Q. We receive many non-solicited phone calls with generous offers to buy our timeshare, but they always seem too good to be true, which, of course, raises my suspicions. We’d like to sell, but how can we make sure the company is legitimate?
A. You’re right to be suspicious of companies that contact you out of the blue. That goes not only for timeshares, but for any other business.
There are a number of legitimate companies that deal in secondary market timeshares, but they won’t come to you. You need to go to them.
Before you shop for a buyer, make sure you understand how this market works, said Lisa Ann Schreier, founder of the consumer consulting company Timeshare Insights.
You didn’t say if you’ve paid off the timeshare. Schreier said the process is more complicated if the timeshare isn’t paid for.
But either way, you should expect to sell at a loss.
“Come to terms with the fact that you will not be able to sell your timeshare for what you paid for it,” she said. “The average resale price of a timeshare is around $5,000, but many timeshares are being sold for as little as $1.”
She said you can compare your timeshare to others that have sold on Sharket.com. This will give you an idea of what yours is worth.
Next, make sure you understand the difference between listing services, brokers and FSBO (For Sale By Owner).
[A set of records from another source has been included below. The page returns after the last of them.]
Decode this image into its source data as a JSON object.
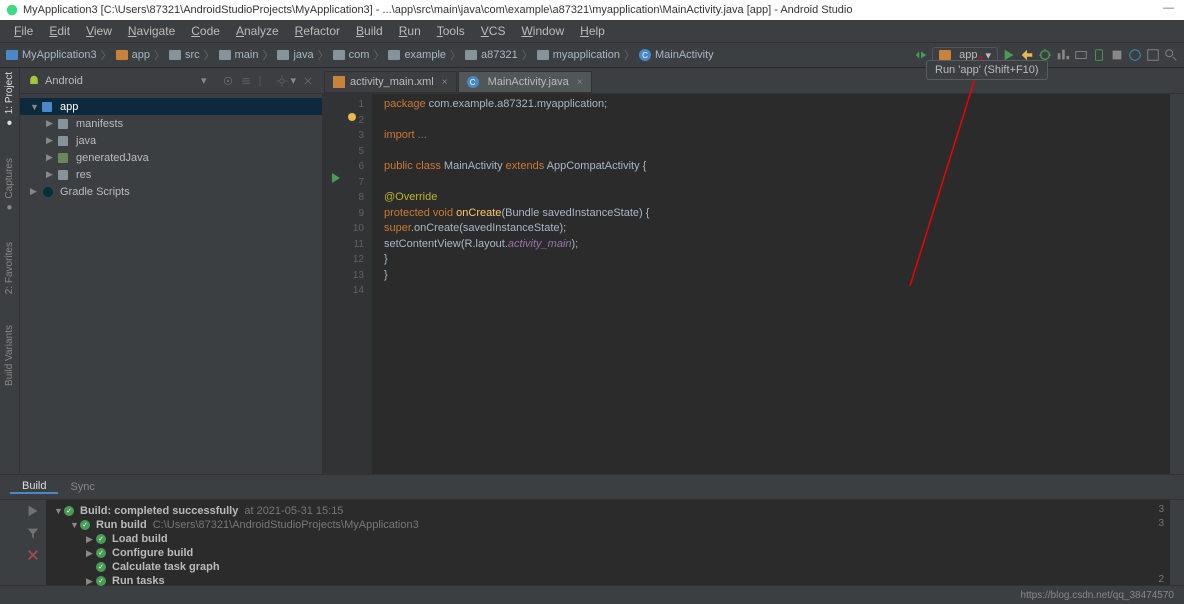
{
  "title": "MyApplication3 [C:\\Users\\87321\\AndroidStudioProjects\\MyApplication3] - ...\\app\\src\\main\\java\\com\\example\\a87321\\myapplication\\MainActivity.java [app] - Android Studio",
  "menu": [
    "File",
    "Edit",
    "View",
    "Navigate",
    "Code",
    "Analyze",
    "Refactor",
    "Build",
    "Run",
    "Tools",
    "VCS",
    "Window",
    "Help"
  ],
  "breadcrumb": [
    "MyApplication3",
    "app",
    "src",
    "main",
    "java",
    "com",
    "example",
    "a87321",
    "myapplication",
    "MainActivity"
  ],
  "run_config": "app",
  "tooltip": "Run 'app' (Shift+F10)",
  "project_panel": {
    "mode": "Android",
    "tree": [
      {
        "label": "app",
        "depth": 0,
        "icon": "module",
        "expanded": true,
        "selected": true
      },
      {
        "label": "manifests",
        "depth": 1,
        "icon": "folder",
        "collapsed": true
      },
      {
        "label": "java",
        "depth": 1,
        "icon": "folder",
        "collapsed": true
      },
      {
        "label": "generatedJava",
        "depth": 1,
        "icon": "gen",
        "collapsed": true
      },
      {
        "label": "res",
        "depth": 1,
        "icon": "folder",
        "collapsed": true
      },
      {
        "label": "Gradle Scripts",
        "depth": 0,
        "icon": "gradle",
        "collapsed": true
      }
    ]
  },
  "tabs": [
    {
      "label": "activity_main.xml",
      "icon": "xml",
      "active": false
    },
    {
      "label": "MainActivity.java",
      "icon": "class",
      "active": true
    }
  ],
  "code_lines": [
    {
      "n": 1,
      "html": "<span class='kw'>package</span> com.example.a87321.myapplication;"
    },
    {
      "n": 2,
      "html": ""
    },
    {
      "n": 3,
      "html": "<span class='kw'>import</span> <span class='cm'>...</span>"
    },
    {
      "n": 5,
      "html": ""
    },
    {
      "n": 6,
      "html": "<span class='kw'>public class</span> <span class='cls'>MainActivity</span> <span class='kw'>extends</span> AppCompatActivity {"
    },
    {
      "n": 7,
      "html": ""
    },
    {
      "n": 8,
      "html": "    <span class='ann'>@Override</span>"
    },
    {
      "n": 9,
      "html": "    <span class='kw'>protected void</span> <span class='fn'>onCreate</span>(Bundle savedInstanceState) {"
    },
    {
      "n": 10,
      "html": "        <span class='kw'>super</span>.onCreate(savedInstanceState);"
    },
    {
      "n": 11,
      "html": "        setContentView(R.layout.<span class='it'>activity_main</span>);"
    },
    {
      "n": 12,
      "html": "    }"
    },
    {
      "n": 13,
      "html": "}"
    },
    {
      "n": 14,
      "html": ""
    }
  ],
  "bottom_tabs": [
    "Build",
    "Sync"
  ],
  "build": {
    "rows": [
      {
        "depth": 0,
        "arrow": "▼",
        "status": "ok",
        "text": "Build:",
        "bold": "completed successfully",
        "dim": "at 2021-05-31 15:15"
      },
      {
        "depth": 1,
        "arrow": "▼",
        "status": "ok",
        "text": "Run build",
        "dim": "C:\\Users\\87321\\AndroidStudioProjects\\MyApplication3"
      },
      {
        "depth": 2,
        "arrow": "▶",
        "status": "ok",
        "text": "Load build"
      },
      {
        "depth": 2,
        "arrow": "▶",
        "status": "ok",
        "text": "Configure build"
      },
      {
        "depth": 2,
        "arrow": "",
        "status": "ok",
        "text": "Calculate task graph"
      },
      {
        "depth": 2,
        "arrow": "▶",
        "status": "ok",
        "text": "Run tasks"
      }
    ],
    "durations": [
      "3",
      "3",
      "",
      "",
      "",
      "2"
    ]
  },
  "status_url": "https://blog.csdn.net/qq_38474570",
  "left_tools": [
    "1: Project",
    "Captures",
    "2: Favorites",
    "Build Variants"
  ]
}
The safest method way to sell — without an upfront cost — is to use a licensed broker, Schreier said. You can check the Licensed Timeshare Resale Brokers Association for a listing of brokers.
Still, selling isn’t always easy, and some consumers just want to get rid of the property rather than negotiate for a financial payoff.
“If you just want out without making any money, it is worth a call to your home resort to see if they will take it back,” Schreier said.
Now, the cautions. Schreier said you should never engage with a company that initiates contact.
“This includes phone calls, faxes, e-mails, direct mail, carrier pigeon, etc.” she said.
If you’ve been contacted by a company that wants you to donate your timeshare to charity, walk away.
“Legitimate charities will not accept timeshares due to ongoing annual fees,” she said.